Thanks to Pam, I don’t have to ask the kids to lend me twenty quid anymore
01 July 2019
If it was a star rating out of 10, I would give her 20. I’d say to Pam: ‘Keep up the good work bab!”
One of our Money Advisors has been urged to ‘keep up the good work, bab!’ after helping a customer sort out his financial worries, allowing him to treat his grandkids rather than relying on his own children for loans.
Grandfather Alan Hill was approaching state pension age. His Universal Credit payments meant he was struggling to pay any additional rent so that his account was not in arrears at any point. The bedroom tax was eating into what income he did have.
In November 2018, a referral by the rent team to Money Advisor Pam Malhi changed everything.
She advised Alan to make an advanced claim for Pension Credit and Housing Benefit a month before his state retirement age. She has also helped him to lodge a mandatory reconsideration in respect of a partial payment of Universal Credit that is still due.
Alan, now 65, lives on our Beechdale estate and is about £50 a week better off after Pam’s help. The grandfather of 16 says all of Pam’s help and support has meant he can now budget more easily.
“I hadn’t got a clue what I could do or had to do and somebody suggested I went and have a word with Pam. I went down out of curiosity more than anything else,” he said.
“But she told me I could claim this, I could claim that, I could do this and I could do that. She pointed me in the right direction, she has made phone calls for me, has got in touch with people who I hadn’t got a clue I could even get in touch with - I am dead chuffed with everything she has done for me.
“Pam’s help is going to help me a lot with my budgeting for the simple reason I now know exactly what money I have got coming in.
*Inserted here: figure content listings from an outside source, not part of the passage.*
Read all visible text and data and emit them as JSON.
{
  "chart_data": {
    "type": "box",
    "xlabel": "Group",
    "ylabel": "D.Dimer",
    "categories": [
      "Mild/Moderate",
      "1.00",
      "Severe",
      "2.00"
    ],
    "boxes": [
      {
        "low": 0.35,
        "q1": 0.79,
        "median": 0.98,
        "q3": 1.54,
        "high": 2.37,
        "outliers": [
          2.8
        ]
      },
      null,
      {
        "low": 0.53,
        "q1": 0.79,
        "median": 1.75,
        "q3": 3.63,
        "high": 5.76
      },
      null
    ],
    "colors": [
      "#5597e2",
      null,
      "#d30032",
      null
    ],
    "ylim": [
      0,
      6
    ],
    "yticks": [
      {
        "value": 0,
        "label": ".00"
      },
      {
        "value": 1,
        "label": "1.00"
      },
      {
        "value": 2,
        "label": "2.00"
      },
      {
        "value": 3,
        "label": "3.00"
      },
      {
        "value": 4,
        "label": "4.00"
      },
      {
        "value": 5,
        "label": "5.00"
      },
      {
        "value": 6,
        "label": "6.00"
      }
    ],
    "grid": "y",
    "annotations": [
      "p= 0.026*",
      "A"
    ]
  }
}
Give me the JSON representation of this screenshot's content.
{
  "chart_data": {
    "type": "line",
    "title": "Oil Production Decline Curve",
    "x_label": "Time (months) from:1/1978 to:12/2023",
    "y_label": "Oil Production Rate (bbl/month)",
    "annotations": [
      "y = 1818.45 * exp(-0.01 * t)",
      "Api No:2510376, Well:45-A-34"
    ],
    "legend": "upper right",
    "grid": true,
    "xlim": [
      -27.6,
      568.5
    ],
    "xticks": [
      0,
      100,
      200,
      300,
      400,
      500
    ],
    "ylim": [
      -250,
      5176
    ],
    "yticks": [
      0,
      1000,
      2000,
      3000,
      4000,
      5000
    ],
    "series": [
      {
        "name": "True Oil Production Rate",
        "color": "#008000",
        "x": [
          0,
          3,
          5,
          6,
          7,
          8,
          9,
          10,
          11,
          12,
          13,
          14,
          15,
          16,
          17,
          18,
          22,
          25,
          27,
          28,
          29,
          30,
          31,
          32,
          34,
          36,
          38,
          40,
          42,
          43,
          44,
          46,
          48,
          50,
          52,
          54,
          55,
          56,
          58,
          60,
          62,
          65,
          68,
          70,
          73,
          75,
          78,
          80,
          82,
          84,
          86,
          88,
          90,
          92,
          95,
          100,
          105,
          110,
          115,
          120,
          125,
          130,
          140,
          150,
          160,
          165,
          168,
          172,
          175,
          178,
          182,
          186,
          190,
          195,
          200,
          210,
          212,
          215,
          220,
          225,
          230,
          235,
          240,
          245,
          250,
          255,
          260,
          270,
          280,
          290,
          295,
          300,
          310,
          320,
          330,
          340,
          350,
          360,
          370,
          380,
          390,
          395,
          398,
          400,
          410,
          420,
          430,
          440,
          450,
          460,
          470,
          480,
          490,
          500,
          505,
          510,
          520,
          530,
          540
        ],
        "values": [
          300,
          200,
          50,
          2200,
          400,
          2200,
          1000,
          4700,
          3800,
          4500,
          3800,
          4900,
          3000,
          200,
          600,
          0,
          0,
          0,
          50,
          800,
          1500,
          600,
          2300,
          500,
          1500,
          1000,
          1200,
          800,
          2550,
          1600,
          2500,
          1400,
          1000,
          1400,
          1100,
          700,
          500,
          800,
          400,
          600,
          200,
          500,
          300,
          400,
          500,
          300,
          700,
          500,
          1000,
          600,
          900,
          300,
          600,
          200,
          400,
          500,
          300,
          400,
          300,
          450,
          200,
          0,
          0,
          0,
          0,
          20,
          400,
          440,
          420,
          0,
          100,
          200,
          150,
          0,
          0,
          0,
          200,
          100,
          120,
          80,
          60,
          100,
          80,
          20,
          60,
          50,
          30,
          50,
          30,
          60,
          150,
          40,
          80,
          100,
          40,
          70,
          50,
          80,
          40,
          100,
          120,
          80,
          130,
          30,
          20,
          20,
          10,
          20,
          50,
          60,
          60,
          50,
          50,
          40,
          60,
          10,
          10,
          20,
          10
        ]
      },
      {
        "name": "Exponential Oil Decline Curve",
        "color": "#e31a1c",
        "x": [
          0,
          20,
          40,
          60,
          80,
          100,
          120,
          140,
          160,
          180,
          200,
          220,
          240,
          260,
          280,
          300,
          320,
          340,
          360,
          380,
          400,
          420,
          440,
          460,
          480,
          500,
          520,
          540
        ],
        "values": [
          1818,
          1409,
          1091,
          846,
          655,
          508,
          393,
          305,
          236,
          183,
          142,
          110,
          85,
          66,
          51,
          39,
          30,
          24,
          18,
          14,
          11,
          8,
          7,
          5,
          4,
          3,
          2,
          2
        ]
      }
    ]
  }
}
“My money was going up and down and I hadn’t got a clue which way I was going. It has helped me massively.
“I’ve now got my Pension Credit worked out which is another £49 I am going to get - £49 that goes towards something rather than struggling to find £49 if I needed it.”
Alan said that the help of Pam has meant he can now enjoy some of life’s little luxuries without worrying if he can afford them.
“Now I don’t have to think about things like getting myself a bag of chips. If I fancy a bag of chips I know I can afford to go to the chip shop now,” he said.
“Before I used to have to use my bus pass if I had no petrol in my car.
“It is nice as well not having to rely on the kids having to help me all the time. I don’t have to ask them to lend me twenty quid, or if they ask me to run them down the shop I now don’t have to ask them for some petrol money.
“At least now I can do things like that without needing to have money off them. And when the grandkids come, they can have a treat now. There is a box with cookies in the kitchen now, rather than the odd sweet from Christmas and Halloween.
“I have always done everything by the book and that I am supposed to do, but nobody apart from Pam ever seems interested.
“If it was a star rating out of 10, I would give her 20. I’d say to Pam: ‘Keep up the good work bab!’”
Asked what advice he would give to any customers in a similar situation or who have any sort of financial worries, Alan said: “I would say just go and see Pam. Definitely – I would tell anyone to come and see her.
“If I hadn’t have met Pam – excuse the pun - I would have been pulling my hair out because I just wouldn’t have known what I could get or how to get it.”